“Sana düşmanlık vaziyetini alan mikroptan tut ta taun -salgın-tufan kıtlık ve zelzeleye kadar bütün eşyanın dizginleri O Rahimi Hakimin elindedir. O Hakimdir abes iş işlemez Rahimdir Rahimiyeti pek çoktur ve her işinde bir nevi lütuf vardır.” (Sözler)
Evet madem Cenab-ı Hak abes iş işlemez her şeyi bir maksatla yapar O'nun bu salgın afetiyle ne demek istediğini bulmak ise bize düşüyor. Aslında Onun elçisi olarak Peygamberimiz bize hastalık ve afetlerin dilini öğretiyor şöyle buyurmuş; "İnsanın başına bela hastalık sonra afiyet gelir eğer sabrederek bunu aşmışsa hem önceki hataları temizlenir hem de geleceği için bir ders bir ibret olur netice olarak kazançlı çıkar. Fakat duyarsız gafil insan ise önce bağlanıp sonra serbest bırakılan bir deveye benzer deve niçin bağlandığını niçin salıverildiğini bilmediği gibi bu insan da başına gelen olaylardan hiç ders ibret almaz neticede kaybeder.”

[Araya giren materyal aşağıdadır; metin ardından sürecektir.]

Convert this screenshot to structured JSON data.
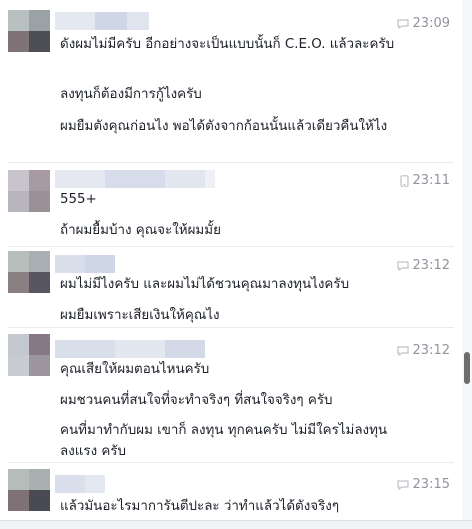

Eskiler buna tevili ehadis demişler yani hadiseleri yorumlamak, okumak. Evet her olayın kendine özgü bir dili vardır eğer bu dili çözemezsek kendi hesabımızla meşgul olacağımıza başkalarının hesabını tutmaya başlarız. Sürekli suçu başkasına atarak iflas ettiğinden haberi olmayıp komşularını tenkid eden esnaf konumuna düşeriz. Ancak acı bir ameliyat bile olsa kendi hatalarıyla meşgul olan kurtulacaktır.
Son olarak çok önemli bir konuda mutabık kalmalıyız. Bu konu bilimle dinin ayrı olmadığı bir kuşun iki kanadı gibi hakikatın iki yüzü olmasıdır. Bilimsel veriler olayların sadece bir yönünü açıklar gerçeği bulmak için sorduğu soru 'NASIL' sorusudur. Virüs nasıl çıktı, nasıl yayılıyor, nasıl tedavi oluruz. Din ise olaylara 'NEDEN' sorusuyla yaklaşır neden rahatımız bozuldu, neden başımıza bu afetler geliyor. Evet bilimle dini birleştirebilirsek gerçeği tam olarak görebileceğiz. Belki de modern insanın girdiği çıkmaz, sokakta çaresiz kalmasının nedeni budur.